Use of Reflectance Indices to Assess Vine Water Status under Mild to Moderate Water Deficits

Abstract

The monitoring of vine water status is of interest for irrigation management in order to improve water use while optimizing both berry yield and quality. Remote-sensing techniques might provide accurate, rapid, and non-destructive estimates of vine water status. The objective of this study was to test the capability of the reflectance-based water index (WI) and the photochemical reflectance index (PRI) to characterize Vitis vinifera L. cv. Xarel·lo water status under mild to moderate water deficits. The study was conducted at the leaf level in irrigated potted plants and at the plant level on five commercial rain-fed vineyards in 2009 and 2010. In potted plants, the reflectance indices PRI and WI closely tracked variation in the leaf-to-air temperature difference (ΔT) with r2 = 0.81 and r2 = 0.83, for WI and PRI, respectively (p < 0.01). In addition, in potted plants, both PRI and WI showed significant relationships with light-use efficiency (LUE)—calculated as the ratio between net CO2 assimilation rate (An) and incident photosynthetic active radiation (PAR) at the leaf surface—with r2 = 0.92 and r2 = 0.74 for PRI and WI, respectively. At the canopy level, vine predawn water potential (Ψpd) was related to the canopy-to-air temperature difference (ΔTm) across years (r2 = 0.37, p < 0.05).
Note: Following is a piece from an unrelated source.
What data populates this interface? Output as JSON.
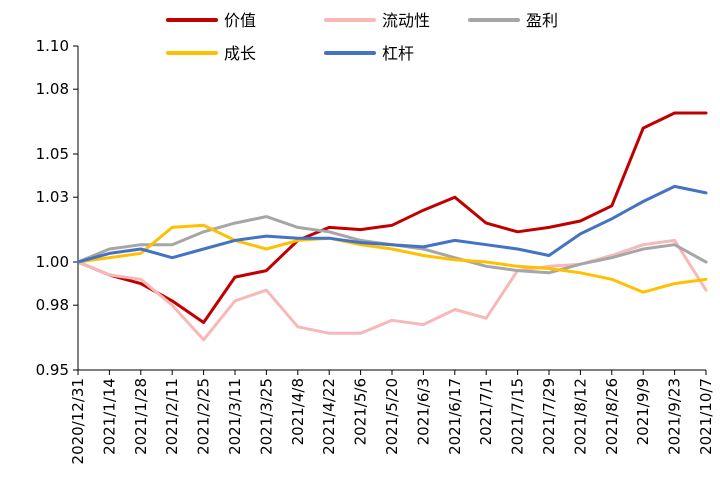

In the years of study, the relationships between PRI and WI showed variable degrees of correlation against Ψpd and ΔTm. Across years, PRI and WI showed significant relationships with Ψpd, with r2 = 0.41 and r2 = 0.37 (p < 0.01), for WI and PRI, respectively. Indices formulated to account for variation in canopy structure (i.e., PRInorm and WInorm) showed similar degrees of correlation against Ψpd to their original formulations. In addition, PRI and WI were capable of differentiating (p < 0.01) between mild (Ψpd > −0.4 MPa) and moderate (Ψpd < −0.4 MPa) water deficits, and a similar response was observed when PRInorm and WInorm—formulated to account for variation in canopy structure—were considered. Thus, at the leaf level, our result suggest that WI and PRI can be used to adequately predict the diurnal dynamics of stomatal aperture and transpiration. In addition, at the canopy level, PRI and WI effectively differentiated vines under mild water deficits from those experiencing moderate water deficits. Thus, our results show the capability of WI and PRI in characterizing vine water status under mild to moderate water deficits.